Mantle cell lymphoma relapsed after autologous stem cell transplantation: a single-center experience
Blood research. 2020;55(1):57-61
Background: Autologous stem cell transplantation (autoSCT) can extend remission of mantle cell lymphoma (MCL), but the management of subsequent relapse is challenging.
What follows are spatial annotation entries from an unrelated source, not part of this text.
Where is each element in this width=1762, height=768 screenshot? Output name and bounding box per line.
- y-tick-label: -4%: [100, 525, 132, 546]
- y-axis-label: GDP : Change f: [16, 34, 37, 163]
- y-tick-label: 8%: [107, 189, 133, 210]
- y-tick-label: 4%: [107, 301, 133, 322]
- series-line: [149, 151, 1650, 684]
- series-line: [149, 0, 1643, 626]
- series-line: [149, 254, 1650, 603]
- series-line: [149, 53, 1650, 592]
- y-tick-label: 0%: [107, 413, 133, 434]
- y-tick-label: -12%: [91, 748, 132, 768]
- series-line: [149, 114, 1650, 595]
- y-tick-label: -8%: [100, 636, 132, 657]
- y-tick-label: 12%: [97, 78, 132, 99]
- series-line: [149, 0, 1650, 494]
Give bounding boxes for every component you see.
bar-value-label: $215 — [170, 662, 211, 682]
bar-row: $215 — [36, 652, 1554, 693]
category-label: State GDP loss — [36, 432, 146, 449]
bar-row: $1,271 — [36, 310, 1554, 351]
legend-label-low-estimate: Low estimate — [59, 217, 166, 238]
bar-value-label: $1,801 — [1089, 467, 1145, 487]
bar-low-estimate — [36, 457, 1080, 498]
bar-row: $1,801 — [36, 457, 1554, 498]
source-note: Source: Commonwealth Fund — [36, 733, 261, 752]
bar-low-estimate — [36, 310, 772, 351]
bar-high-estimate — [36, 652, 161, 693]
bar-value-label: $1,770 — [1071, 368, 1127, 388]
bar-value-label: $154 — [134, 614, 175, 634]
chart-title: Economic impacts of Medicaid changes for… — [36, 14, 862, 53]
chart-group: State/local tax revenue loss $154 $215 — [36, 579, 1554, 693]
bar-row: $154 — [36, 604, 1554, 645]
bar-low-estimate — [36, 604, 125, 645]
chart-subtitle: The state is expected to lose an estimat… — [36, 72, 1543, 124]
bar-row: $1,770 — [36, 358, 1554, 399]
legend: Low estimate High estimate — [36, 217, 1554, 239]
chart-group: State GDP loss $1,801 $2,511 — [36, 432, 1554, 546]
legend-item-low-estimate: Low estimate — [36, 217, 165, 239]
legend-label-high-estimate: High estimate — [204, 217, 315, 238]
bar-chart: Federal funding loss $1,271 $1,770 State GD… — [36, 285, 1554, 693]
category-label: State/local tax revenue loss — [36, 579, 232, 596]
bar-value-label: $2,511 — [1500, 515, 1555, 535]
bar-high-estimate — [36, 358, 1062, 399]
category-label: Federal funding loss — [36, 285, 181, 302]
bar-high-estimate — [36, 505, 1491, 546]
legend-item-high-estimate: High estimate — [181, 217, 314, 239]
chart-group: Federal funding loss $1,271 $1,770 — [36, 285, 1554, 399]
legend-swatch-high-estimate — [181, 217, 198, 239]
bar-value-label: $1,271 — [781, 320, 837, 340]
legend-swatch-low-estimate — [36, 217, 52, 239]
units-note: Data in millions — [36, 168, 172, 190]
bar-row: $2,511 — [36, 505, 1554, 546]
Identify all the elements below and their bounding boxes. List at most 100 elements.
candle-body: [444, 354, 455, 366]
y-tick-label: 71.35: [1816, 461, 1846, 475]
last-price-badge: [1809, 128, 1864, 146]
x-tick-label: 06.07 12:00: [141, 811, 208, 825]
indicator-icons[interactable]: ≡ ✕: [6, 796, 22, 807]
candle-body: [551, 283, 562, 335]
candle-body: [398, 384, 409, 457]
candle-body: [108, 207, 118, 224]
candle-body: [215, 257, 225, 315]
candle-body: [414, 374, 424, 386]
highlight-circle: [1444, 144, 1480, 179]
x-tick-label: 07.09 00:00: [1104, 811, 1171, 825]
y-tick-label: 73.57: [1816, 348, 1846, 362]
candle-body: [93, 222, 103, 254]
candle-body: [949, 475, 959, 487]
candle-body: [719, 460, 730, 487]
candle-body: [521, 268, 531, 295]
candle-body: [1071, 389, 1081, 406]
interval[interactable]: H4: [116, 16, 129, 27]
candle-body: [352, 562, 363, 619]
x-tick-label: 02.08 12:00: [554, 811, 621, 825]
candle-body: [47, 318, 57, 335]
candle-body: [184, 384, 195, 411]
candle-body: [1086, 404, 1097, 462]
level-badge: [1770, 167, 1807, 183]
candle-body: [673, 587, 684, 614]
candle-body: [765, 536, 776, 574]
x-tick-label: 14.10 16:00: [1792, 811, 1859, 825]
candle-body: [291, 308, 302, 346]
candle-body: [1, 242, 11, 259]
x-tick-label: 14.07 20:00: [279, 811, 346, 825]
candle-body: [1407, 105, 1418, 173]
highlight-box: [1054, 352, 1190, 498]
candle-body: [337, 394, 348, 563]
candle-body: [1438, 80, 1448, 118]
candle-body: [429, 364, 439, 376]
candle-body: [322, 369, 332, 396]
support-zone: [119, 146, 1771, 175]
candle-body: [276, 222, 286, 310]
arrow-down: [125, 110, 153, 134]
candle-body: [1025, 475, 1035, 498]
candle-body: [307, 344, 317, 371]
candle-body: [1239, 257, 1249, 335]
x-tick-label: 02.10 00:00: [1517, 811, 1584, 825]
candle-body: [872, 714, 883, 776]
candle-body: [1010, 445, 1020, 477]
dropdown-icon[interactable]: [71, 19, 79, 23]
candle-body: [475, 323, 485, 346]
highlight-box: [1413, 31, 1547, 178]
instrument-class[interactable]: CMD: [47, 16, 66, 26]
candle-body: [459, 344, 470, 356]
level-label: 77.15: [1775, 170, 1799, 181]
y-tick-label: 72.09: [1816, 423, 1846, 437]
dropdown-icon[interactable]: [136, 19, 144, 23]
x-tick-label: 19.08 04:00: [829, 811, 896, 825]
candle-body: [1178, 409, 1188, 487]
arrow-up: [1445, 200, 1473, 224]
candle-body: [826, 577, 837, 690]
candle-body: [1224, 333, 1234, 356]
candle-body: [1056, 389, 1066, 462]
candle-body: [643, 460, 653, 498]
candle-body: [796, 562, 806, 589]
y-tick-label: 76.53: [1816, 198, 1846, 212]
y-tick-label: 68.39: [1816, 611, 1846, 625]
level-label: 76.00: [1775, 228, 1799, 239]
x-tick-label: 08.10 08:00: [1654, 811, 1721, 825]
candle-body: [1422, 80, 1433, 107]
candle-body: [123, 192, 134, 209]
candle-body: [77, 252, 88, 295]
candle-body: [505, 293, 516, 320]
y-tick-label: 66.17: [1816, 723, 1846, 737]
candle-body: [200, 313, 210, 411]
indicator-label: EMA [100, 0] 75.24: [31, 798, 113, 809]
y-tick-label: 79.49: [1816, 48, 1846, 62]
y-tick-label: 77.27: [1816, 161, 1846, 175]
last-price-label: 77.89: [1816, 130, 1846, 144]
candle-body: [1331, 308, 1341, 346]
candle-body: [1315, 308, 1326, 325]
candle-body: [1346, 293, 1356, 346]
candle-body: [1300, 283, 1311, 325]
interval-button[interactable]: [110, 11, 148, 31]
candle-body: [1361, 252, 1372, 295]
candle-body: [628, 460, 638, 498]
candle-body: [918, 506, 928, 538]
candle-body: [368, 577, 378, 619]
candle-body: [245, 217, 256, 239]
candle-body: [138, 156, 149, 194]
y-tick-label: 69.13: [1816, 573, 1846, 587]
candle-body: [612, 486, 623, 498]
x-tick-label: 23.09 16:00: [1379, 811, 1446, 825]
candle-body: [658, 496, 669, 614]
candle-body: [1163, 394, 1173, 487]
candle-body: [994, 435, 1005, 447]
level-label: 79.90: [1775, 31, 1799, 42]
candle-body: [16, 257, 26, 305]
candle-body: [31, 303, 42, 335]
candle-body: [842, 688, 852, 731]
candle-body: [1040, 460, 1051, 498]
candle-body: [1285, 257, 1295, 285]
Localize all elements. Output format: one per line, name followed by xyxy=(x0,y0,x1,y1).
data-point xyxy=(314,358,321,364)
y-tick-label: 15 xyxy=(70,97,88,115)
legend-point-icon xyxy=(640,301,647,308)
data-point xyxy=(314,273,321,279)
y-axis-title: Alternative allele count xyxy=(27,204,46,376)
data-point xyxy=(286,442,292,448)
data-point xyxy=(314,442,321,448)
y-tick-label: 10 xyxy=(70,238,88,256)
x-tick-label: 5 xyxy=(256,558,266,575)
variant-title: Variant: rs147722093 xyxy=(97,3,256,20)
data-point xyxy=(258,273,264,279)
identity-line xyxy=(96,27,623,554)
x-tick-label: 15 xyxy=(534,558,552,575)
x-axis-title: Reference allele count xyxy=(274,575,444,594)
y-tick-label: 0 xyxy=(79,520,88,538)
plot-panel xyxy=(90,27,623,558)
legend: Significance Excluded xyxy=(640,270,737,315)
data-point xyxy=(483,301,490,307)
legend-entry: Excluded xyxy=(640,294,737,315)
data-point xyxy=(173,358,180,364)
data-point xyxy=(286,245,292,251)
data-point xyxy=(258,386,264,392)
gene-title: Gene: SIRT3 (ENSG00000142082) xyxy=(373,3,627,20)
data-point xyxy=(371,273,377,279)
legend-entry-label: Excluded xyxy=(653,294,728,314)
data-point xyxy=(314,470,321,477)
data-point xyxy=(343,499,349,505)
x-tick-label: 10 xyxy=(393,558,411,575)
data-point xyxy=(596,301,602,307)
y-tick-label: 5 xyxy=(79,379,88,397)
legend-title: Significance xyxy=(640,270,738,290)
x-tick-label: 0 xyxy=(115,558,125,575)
Methods: We examined consecutive patients with MCL who underwent autoSCT at Veterans Affairs Puget Sound Health Care System between 2009 and 2017 (N=37). Results: Ten patients experienced disease progression after autoSCT and were included in this analysis. Median progression free survival after autoSCT was 1.8 years (range, 0.3-7.1) and median overall survival after progression was only 0.7 years (range, 0.1 to not reached). The 3 patients who survived more than 1 year after progression were treated with ibrutinib. Conclusion: Our findings suggest that ibrutinib can achieve relatively prolonged control of MCL progressing after autoSCT.